Eventually, reluctantly, nearly two miles offshore, with the tide approaching its turn and our worries at last starting to rise through our calm – black mud through sand – we began a long slow arc back towards the coastline and the path of the Broomway, away from the outermost point. There was the return of bearings, the approach to land, a settling to recognizability. As we returned to shore, we laid plans to walk the Broomway again, later in the year, but this time at night.
Mud-caked and silly with the sun and the miles, a pair of Mesolithic tramps, we left the sand where it met the causeway near Wakering Stairs. There at the causeway’s frayed end, on the brink of the Black Grounds, were the marker poles, and there – perched on the top of their stand of eelgrass – were my faithful trainers. I put them on and we walked out of Doggerland, or whichever country it was that we had discovered that day, off the mirror and onto the sea wall. For days afterwards I felt calm, level, shining, sand-flat.

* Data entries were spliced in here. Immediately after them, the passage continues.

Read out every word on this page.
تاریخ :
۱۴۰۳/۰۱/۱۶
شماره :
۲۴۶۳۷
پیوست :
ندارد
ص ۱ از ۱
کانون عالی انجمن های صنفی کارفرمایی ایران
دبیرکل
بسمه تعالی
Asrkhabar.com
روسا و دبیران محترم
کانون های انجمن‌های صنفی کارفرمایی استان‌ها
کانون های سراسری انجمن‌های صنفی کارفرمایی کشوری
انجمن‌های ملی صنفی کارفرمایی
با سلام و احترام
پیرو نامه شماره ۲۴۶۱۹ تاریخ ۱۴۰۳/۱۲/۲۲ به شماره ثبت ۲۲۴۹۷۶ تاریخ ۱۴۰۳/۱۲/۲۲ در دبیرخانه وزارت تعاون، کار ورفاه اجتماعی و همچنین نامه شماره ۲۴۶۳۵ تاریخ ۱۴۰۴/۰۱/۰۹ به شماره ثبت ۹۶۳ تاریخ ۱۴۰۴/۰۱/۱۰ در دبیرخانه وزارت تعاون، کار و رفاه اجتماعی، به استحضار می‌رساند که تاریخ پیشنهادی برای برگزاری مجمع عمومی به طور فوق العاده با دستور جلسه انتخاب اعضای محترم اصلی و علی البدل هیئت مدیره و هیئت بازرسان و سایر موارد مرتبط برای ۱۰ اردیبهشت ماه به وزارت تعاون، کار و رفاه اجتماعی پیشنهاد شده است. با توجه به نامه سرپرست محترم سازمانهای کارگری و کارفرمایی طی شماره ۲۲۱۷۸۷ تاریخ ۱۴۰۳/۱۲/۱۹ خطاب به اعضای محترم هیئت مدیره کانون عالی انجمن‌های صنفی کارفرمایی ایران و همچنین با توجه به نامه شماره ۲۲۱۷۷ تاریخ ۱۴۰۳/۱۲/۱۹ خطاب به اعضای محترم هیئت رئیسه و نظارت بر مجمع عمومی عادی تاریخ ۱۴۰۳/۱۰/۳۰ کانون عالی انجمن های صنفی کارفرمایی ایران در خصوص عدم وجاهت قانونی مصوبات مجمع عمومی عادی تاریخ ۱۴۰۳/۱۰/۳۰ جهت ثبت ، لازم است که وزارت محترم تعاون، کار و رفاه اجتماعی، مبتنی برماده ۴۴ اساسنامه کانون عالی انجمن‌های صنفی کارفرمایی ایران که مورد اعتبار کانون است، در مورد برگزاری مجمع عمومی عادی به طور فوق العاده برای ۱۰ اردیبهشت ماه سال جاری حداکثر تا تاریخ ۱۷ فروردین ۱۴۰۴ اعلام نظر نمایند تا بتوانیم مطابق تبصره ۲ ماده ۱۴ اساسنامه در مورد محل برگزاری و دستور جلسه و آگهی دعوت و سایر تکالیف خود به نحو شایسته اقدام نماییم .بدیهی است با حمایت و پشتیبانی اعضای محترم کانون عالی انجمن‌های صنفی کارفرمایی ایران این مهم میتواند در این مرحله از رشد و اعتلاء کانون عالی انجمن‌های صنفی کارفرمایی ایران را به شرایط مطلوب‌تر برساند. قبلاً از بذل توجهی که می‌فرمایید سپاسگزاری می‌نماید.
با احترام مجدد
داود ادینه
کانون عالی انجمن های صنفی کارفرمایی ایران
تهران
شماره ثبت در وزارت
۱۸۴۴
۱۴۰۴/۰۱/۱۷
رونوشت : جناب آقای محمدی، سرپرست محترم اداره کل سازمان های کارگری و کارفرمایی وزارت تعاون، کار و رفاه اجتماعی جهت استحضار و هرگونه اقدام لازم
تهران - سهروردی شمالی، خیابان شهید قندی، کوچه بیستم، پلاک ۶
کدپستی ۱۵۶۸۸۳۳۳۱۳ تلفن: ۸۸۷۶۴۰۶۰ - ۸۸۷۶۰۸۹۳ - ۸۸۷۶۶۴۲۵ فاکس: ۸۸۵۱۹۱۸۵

1The wooden road laid across the spongy Somerset levels during the early Neolithic, to permit passage between areas of higher, drier ground: the hills of the Mendips and the hummocks of Glastonbury. Precise pollen dating allows us to know that at Shapwick, near Westhay (place names which sound as if they should come from Shetland, not Somerset) in the spring of 3806 BC, rods of alder, hazel, holly, oak, ash and lime were bound and laid in a track, like a slung walkway, across the levels, along which Neolithic walkers bounced and floated as they traversed the bogs.